Model lain yang termasuk model efek moderat adalah pendekatan agenda
setting yang dikembangkan oleh Maxwell E. McComb dan Donald L. Shaw. Model
agenda setting tampaknya memperbarui kembali penelitian efek, yang diabaikan oleh
model uses and gratification. Menurut teori ini, media massa memang tidak dapat
memengaruhi orang untuk mengubah sikap, tetapi media massa cukup berpengaruh
terhadap apa yang dipikirkan orang. Ini berarti media massa memengaruhi persepsi
khalayak tentang apa yang dianggap penting. Pendeknya, media massa memilih
informasi yang dikehendaki dan berdasarkan informasi yang diterima, khalayak
membentuk persepsinya tentang berbagai peristiwa.

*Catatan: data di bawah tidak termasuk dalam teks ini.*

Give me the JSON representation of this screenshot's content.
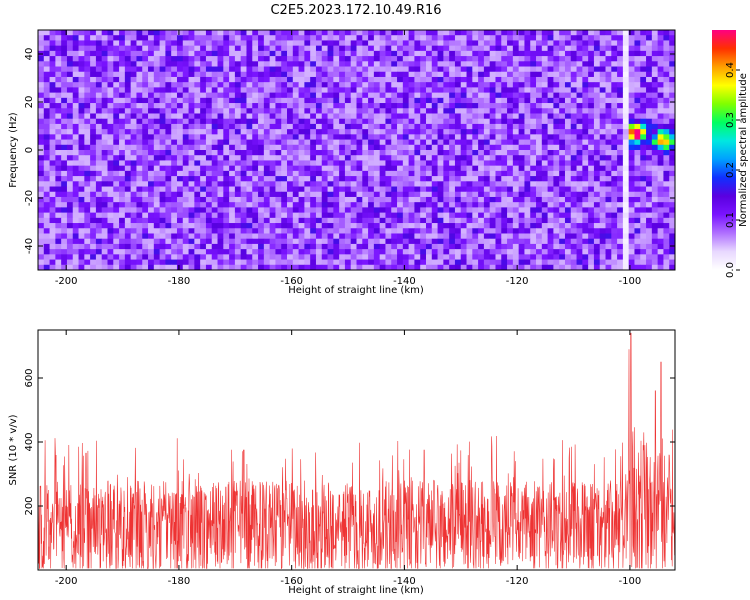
{
  "figure": {
    "title": "C2E5.2023.172.10.49.R16"
  },
  "chart_data": [
    {
      "type": "heatmap",
      "xlabel": "Height of straight line (km)",
      "ylabel": "Frequency (Hz)",
      "xlim": [
        -205,
        -92
      ],
      "ylim": [
        -50,
        50
      ],
      "xticks": [
        -200,
        -180,
        -160,
        -140,
        -120,
        -100
      ],
      "yticks": [
        -40,
        -20,
        0,
        20,
        40
      ],
      "colorbar": {
        "label": "Normalized spectral amplitude",
        "range": [
          0.0,
          0.48
        ],
        "ticks": [
          0.0,
          0.1,
          0.2,
          0.3,
          0.4
        ],
        "colormap": [
          "#ffffff",
          "#e8d8ff",
          "#b070ff",
          "#7a14ff",
          "#5a00e0",
          "#1030ff",
          "#00a0ff",
          "#00e8e0",
          "#00ff60",
          "#80ff00",
          "#ffff00",
          "#ffa000",
          "#ff3000",
          "#ff0080"
        ]
      },
      "description_values": {
        "background_level": 0.05,
        "hotspot": {
          "x": -99,
          "y": 7,
          "value": 0.45
        },
        "secondary_hotspot": {
          "x": -94,
          "y": 4,
          "value": 0.3
        }
      },
      "grid": false
    },
    {
      "type": "line",
      "xlabel": "Height of straight line (km)",
      "ylabel": "SNR (10 * v/v)",
      "xlim": [
        -205,
        -92
      ],
      "ylim": [
        0,
        750
      ],
      "xticks": [
        -200,
        -180,
        -160,
        -140,
        -120,
        -100
      ],
      "yticks": [
        200,
        400,
        600
      ],
      "series": [
        {
          "color": "#ee3333",
          "baseline_mean": 130,
          "noise_peak_typical": 330,
          "peaks": [
            {
              "x": -99.8,
              "y": 740
            },
            {
              "x": -100.2,
              "y": 690
            },
            {
              "x": -94.5,
              "y": 650
            },
            {
              "x": -95.5,
              "y": 560
            },
            {
              "x": -97.5,
              "y": 430
            },
            {
              "x": -196.5,
              "y": 365
            },
            {
              "x": -168.5,
              "y": 375
            },
            {
              "x": -136.5,
              "y": 375
            }
          ]
        }
      ],
      "grid": false
    }
  ]
}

Pada abad ini, terjadi revolusi komunikasi, bahkan ada yang menyebutnya
‘ledakan komunikasi’. Sekarang makin disadari, teknologi komunikasi yang baru
tengah membentuk dan mengubah cara hidup kita. Dengan media komunikasi yang
baru, Frederick Williams (1982) mengungkapkan bahwa “we are fabricating a total
psychological environment of ourselves.”

DAFTAR PUSTAKA
Jampel, I. N., Sudhita, I. W. R., & Suartama, I. K. (2016). Komunikasi massa. DIPA FIP
Undiksha.
Rakhmat, Jalaluddin. (2019). Psikologi komunikasi (edisi revisi). PT Remaja Rosdakarya.